The Dark Pantheon
Before time had shape, when stars had not yet been imagined and silence stretched across the void, there stood one thing — alive, eternal, and sacred. The Arbor Primordia, the First Tree.
It grew at the center of all things, its roots threading through realms seen and unseen. From its branches hung seven fruits, heavy with power — not merely nourishment, but vessels of divine essence. Each fruit held the potential of a goddess, dormant and dreaming: beauty, desire, memory, fate, passion, love, and truth. The gods, in reverence and fear, left the Tree untouched. They knew that the fruits were not yet meant to awaken, and that once plucked, their power could never be returned.
But the mortal heart is a restless wound.
In a forgotten kingdom torn by war and grief, a mortal queen — wise, proud, and hollow with loss — sought salvation not from gods, but from the root of creation itself. By forbidden rites and blood-torn sacrifice, she reached the Arbor Primordia, cloaked in night with nothing left to lose. Beneath a sky that held its breath, she plucked the seven fruits — one for each wound she carried — and ate them, one after another, weeping and laughing as the juice stained her lips.
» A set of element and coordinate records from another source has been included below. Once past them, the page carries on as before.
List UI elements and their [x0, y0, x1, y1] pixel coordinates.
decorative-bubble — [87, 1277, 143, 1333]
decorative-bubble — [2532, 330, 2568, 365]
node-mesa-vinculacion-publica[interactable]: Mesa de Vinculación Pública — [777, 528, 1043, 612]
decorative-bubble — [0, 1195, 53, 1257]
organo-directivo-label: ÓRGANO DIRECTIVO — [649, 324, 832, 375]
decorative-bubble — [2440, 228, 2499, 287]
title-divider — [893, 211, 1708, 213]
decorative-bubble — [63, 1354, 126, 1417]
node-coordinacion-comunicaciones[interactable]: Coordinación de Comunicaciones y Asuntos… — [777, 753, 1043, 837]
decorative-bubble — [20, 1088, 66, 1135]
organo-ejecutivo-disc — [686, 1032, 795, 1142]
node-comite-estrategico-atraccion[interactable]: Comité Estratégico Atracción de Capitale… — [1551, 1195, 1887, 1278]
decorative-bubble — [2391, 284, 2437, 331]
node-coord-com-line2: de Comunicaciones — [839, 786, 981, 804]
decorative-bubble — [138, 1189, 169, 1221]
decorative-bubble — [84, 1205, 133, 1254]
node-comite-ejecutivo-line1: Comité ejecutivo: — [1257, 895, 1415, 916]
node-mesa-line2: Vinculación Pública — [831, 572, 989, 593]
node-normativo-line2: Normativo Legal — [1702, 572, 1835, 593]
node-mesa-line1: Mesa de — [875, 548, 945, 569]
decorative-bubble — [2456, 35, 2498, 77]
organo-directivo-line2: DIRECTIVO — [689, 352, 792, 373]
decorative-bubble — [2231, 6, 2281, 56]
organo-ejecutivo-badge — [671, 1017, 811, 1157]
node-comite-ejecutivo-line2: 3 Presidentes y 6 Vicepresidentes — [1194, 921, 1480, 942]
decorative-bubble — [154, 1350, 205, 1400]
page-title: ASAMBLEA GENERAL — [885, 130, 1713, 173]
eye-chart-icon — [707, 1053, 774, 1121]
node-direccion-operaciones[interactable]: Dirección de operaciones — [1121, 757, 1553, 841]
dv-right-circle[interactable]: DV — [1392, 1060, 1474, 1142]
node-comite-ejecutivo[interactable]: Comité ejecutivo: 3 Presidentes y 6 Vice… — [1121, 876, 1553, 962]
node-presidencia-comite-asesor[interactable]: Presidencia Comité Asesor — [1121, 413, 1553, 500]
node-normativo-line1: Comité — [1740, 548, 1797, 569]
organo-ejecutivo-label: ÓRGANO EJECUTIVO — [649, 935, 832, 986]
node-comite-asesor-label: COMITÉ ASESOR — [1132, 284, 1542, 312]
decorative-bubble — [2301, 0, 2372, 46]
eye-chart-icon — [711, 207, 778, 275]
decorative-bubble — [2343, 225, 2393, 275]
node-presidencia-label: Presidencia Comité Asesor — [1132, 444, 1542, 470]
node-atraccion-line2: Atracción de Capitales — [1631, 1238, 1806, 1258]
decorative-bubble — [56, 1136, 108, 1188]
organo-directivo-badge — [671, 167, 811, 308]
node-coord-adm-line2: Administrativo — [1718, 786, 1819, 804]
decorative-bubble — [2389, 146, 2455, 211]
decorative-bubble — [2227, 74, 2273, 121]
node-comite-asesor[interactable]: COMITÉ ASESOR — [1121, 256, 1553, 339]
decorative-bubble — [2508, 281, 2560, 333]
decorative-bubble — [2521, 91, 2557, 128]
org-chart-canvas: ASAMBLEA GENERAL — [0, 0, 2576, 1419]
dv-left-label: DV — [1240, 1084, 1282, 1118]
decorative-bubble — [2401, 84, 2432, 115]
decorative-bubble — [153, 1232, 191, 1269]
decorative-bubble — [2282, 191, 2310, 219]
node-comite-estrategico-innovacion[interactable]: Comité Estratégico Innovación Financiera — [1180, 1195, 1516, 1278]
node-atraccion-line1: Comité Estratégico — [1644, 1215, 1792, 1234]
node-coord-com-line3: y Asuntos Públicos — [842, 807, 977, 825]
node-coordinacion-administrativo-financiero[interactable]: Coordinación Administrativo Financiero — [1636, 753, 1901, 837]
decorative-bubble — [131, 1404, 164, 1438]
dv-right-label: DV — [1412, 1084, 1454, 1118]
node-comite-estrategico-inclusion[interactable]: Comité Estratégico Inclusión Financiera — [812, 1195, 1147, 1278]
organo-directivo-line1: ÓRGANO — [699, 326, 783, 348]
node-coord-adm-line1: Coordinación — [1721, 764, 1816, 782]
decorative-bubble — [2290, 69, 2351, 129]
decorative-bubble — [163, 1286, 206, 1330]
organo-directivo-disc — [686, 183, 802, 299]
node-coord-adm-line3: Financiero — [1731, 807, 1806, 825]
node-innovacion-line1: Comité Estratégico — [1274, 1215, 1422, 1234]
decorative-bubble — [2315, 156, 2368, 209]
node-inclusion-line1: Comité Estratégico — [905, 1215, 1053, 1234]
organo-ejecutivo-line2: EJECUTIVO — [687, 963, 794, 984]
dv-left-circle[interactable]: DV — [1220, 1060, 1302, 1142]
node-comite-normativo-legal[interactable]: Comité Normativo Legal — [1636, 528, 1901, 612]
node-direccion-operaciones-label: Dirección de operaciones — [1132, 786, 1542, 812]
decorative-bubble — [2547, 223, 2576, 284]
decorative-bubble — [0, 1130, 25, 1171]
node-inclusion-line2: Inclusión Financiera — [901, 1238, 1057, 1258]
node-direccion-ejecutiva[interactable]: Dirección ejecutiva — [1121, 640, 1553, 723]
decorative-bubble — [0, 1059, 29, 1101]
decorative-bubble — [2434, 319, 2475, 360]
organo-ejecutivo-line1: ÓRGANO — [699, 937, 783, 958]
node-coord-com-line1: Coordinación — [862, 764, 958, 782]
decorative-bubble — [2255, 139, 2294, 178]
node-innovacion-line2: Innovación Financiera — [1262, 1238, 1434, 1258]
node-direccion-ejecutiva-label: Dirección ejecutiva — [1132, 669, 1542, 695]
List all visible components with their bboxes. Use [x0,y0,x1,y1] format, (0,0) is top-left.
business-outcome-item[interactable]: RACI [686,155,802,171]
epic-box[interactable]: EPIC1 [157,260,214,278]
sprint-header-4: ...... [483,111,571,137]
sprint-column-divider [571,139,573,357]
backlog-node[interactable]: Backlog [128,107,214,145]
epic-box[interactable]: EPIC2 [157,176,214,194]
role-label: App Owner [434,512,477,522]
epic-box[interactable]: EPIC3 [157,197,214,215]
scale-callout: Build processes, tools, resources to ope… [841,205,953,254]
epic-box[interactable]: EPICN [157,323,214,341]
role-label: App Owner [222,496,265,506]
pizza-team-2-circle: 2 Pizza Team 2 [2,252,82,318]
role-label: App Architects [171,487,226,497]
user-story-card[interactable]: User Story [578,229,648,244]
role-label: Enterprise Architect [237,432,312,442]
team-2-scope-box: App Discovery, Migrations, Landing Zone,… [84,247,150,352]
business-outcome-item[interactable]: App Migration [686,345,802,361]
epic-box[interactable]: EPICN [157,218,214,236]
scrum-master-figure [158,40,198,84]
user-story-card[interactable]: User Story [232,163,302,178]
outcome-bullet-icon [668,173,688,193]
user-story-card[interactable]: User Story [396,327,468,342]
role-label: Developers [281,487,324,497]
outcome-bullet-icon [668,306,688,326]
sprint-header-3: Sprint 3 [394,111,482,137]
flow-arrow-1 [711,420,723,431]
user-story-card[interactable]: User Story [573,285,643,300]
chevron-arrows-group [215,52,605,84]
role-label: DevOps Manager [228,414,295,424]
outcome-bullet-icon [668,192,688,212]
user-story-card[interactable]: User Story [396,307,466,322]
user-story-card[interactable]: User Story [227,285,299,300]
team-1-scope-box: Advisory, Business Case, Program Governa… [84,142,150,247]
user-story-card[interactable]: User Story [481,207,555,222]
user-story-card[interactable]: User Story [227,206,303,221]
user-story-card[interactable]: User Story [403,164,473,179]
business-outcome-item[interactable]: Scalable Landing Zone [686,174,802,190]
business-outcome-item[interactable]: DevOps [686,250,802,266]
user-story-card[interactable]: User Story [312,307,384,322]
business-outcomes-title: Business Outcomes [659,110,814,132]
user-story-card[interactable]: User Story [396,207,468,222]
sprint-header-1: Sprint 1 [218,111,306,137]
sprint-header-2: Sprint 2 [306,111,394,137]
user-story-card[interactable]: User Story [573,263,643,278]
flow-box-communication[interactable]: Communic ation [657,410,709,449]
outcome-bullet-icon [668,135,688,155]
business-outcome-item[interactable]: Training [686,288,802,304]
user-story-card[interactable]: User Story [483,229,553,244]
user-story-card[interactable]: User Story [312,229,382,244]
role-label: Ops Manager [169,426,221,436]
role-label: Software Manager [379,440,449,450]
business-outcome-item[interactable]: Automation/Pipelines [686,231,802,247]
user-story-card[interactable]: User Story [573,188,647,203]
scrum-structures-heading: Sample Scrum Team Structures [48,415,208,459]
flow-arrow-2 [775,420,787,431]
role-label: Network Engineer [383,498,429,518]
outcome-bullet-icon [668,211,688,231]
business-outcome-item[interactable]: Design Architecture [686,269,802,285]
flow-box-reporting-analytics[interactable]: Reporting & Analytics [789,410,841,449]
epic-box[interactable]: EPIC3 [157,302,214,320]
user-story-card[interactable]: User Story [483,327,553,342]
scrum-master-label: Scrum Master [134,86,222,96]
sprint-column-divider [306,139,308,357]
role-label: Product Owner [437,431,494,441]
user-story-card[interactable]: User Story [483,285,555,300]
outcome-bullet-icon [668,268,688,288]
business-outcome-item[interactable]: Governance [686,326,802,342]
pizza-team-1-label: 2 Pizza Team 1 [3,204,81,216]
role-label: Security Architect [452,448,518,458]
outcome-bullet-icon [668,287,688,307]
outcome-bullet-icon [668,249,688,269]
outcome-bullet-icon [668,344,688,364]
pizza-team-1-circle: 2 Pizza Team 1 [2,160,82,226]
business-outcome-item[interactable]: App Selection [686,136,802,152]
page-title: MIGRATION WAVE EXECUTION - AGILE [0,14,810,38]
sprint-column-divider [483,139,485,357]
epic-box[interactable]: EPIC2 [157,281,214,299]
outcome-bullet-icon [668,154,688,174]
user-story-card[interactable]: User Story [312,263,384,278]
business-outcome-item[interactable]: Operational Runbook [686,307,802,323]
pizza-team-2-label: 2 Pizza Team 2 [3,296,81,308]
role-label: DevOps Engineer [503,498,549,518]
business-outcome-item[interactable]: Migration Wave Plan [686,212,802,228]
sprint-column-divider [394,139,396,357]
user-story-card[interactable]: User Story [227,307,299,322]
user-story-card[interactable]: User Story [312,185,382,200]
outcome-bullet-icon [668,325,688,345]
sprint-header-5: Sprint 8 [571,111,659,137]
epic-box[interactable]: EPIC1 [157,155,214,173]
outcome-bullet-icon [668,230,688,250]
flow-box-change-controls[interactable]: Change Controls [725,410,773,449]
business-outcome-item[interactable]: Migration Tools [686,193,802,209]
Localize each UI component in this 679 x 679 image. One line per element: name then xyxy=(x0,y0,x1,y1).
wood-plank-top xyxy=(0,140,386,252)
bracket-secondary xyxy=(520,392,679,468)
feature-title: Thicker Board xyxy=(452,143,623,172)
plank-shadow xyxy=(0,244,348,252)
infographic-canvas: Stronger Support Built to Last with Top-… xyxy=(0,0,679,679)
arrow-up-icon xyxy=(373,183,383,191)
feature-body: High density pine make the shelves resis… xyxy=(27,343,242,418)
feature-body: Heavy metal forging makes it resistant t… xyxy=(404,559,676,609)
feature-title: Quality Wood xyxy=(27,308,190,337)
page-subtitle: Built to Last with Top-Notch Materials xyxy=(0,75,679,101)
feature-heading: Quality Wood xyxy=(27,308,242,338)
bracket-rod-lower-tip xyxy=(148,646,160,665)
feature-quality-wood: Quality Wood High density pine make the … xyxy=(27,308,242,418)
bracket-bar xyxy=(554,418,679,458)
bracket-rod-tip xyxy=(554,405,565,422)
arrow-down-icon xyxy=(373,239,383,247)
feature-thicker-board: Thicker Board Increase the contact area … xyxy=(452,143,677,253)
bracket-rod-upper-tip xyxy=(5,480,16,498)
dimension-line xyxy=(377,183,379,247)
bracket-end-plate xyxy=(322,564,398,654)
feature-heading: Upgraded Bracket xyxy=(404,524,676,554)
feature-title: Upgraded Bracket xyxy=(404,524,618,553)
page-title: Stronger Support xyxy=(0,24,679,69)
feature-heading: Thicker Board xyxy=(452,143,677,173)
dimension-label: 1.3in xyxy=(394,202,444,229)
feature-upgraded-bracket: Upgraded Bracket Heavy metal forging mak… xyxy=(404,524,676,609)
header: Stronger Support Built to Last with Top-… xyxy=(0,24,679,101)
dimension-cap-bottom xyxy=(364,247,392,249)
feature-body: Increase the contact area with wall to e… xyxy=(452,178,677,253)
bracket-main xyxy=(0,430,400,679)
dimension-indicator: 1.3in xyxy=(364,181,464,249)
She thought she was claiming power.
Instead, she became the altar.
The moment the seventh fruit passed her throat, the Queen’s body convulsed. Her veins turned to fire. Her bones cracked like ancient trees in a storm. Her screams shook the foundations of the world. The fruits, never meant to be consumed, took root within her, germinating not in flesh, but in soul.
Erisma was the first to claw her way free — born from the queen’s greed and the golden apple’s fire. She split from her host like a second skin, laughing, eyes burning with betrayal, and carried the queen’s ambition into the world, twisted into ruin.
Zephyra bloomed next, not from flesh but from breath — a vapor of green stormlight and kiwi haze. She whispered the queen’s fractured memories into madness, her form flickering between selves.
Persa emerged from the queen’s mouth, a golden bloom of peach-scented rot and desire, her smile wide as she drank the last warmth from her dying vessel.
Idalia tore free from the queen’s womb, thorned and blood-soaked, raspberries blooming where her hands touched the soil. She carried the queen’s heartbreak as a blade, sharp and endless.
Fragora curled up from the chest cavity, cradled in the remains of the queen’s heart, red as a crushed strawberry, lips whispering lies of love with every breath.
Mystava seeped from the queen’s eyes like ink, blueberry-dark and cold, trailing visions of futures too terrible to name.
And Granara, last and eternal, rose from the queen’s shadow — not born, but awakened — stepping forth with a crown of pomegranate seeds, her voice grave-sweet with the promise of death.
By the end, the queen was no more. Her soul had been devoured, her body torn asunder, her name erased by the gods in pity and fear. The First Tree, its purpose fulfilled in blasphemy, cracked and crumbled. Its bark turned to ash, its roots withdrawn from the world, and in its place remained only silence.
The Seven wandered free — goddesses born of longing, twisted by mortal trespass, and forever marked by the queen’s final wish. They carried her emotions as their essence: ambition, delusion, desire, vengeance, obsession, madness, and fear.